There were several notable rig owner mergers and acquisitions either announced or completed during the year. Firstly, Borr Drilling purchased Paragon Offshore and there were 24 jackups removed from the fleet. Deciding that was not enough, Borr purchased a total of nine newbuild jackups from Jurong Shipyard and KeppelFELS and began taking delivery of the rigs in 2018. Transocean purchased Songa Offshore’s floating rig fleet and followed that up with a purchase of Ocean Rig towards the end of the year. ENSCO and Rowan also announced a merger that will be completed in 2019.

As for day rates, only two regions experienced noticeable rate gains in 2018. First, the harsh-environment semi fleet in the Norwegian North Sea garnered most of the headlines during the year, and deservedly so. After starting 2018 with rate fixtures of under $200,000, surging rig demand ultimately pushed rates into the $290,000-$300,000 range, a staggering increase in a fairly short amount of time. In the U.S. Gulf of Mexico, consistent 100% utilisation of the 12-rig jackup fleet has pushed day rates for some long-legged units up by $20,000 or more (less for smaller rigs) to as high as $85,000. One new deal attracted a rate of $95,000, but that was a specific need where only one unit met the needed specification. In the rest of the world, rates throughout 2018 were essentially static as rig supply continued to substantially exceed demand.

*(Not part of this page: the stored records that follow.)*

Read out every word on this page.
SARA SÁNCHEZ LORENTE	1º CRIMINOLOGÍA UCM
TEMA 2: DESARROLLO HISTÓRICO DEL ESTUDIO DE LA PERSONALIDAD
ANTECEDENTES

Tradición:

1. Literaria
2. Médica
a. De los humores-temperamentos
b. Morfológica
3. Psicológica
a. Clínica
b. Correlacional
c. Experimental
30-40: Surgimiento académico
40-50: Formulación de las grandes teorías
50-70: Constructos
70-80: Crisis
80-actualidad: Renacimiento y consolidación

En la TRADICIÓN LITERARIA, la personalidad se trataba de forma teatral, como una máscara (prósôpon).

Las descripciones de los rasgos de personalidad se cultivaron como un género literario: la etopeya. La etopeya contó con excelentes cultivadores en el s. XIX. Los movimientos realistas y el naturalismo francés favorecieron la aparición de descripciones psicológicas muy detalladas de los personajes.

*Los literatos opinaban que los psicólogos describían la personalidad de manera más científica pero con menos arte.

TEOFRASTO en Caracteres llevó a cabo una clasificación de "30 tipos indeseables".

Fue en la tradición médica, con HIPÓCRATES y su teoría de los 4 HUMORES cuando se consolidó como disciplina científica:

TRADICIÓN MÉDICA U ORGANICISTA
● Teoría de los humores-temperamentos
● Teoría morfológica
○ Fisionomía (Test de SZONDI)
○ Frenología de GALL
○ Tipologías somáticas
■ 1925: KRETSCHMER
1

Of course, any commentary regarding day rates must mention the recent Chevron/Transocean fixture for the U.S. Gulf of Mexico. One of Transocean’s two newbuild ultra-deepwater drillships will now be outfitted with, amongst other features, the world’s first 20,000 psi blow out preventer (BOP) system. The deal came in at a day rate of roughly $454,000, certainly well above market rates, but had the contract been signed during the peak period in 2011-2013, it likely would have come in at over $700,000.

In a recovering market, rig owners will try to run rates up as quickly as possible, and this time will be no different. Some rig owners have begun to take the approach of not bidding for work below a certain level, and while that strategy has not yet translated into contract awards it is likely to change shortly. The bottom line is that while Westwood believe the days of $600,000 plus day rates are gone, there is still plenty of upside potential. Westwood believe that for upcoming contract fixtures, most rig markets remain oversupplied, and thus there is little reason to expect any substantial rate improvement. However, in markets where rig supply and demand are tighter, rigs will likely realise higher rates, as will those rigs differentiated by key features and/or capabilities sought by E&P companies.

In conclusion, the wheels for a recovery are undoubtedly in motion. Westwood believe as the year progresses that utilisation and day rate increases are coming, but it will happen later rather than sooner. In the meantime, the market momentum will hopefully continue to build, with visible signs of wholesale improvement emerging in the second-half of the year.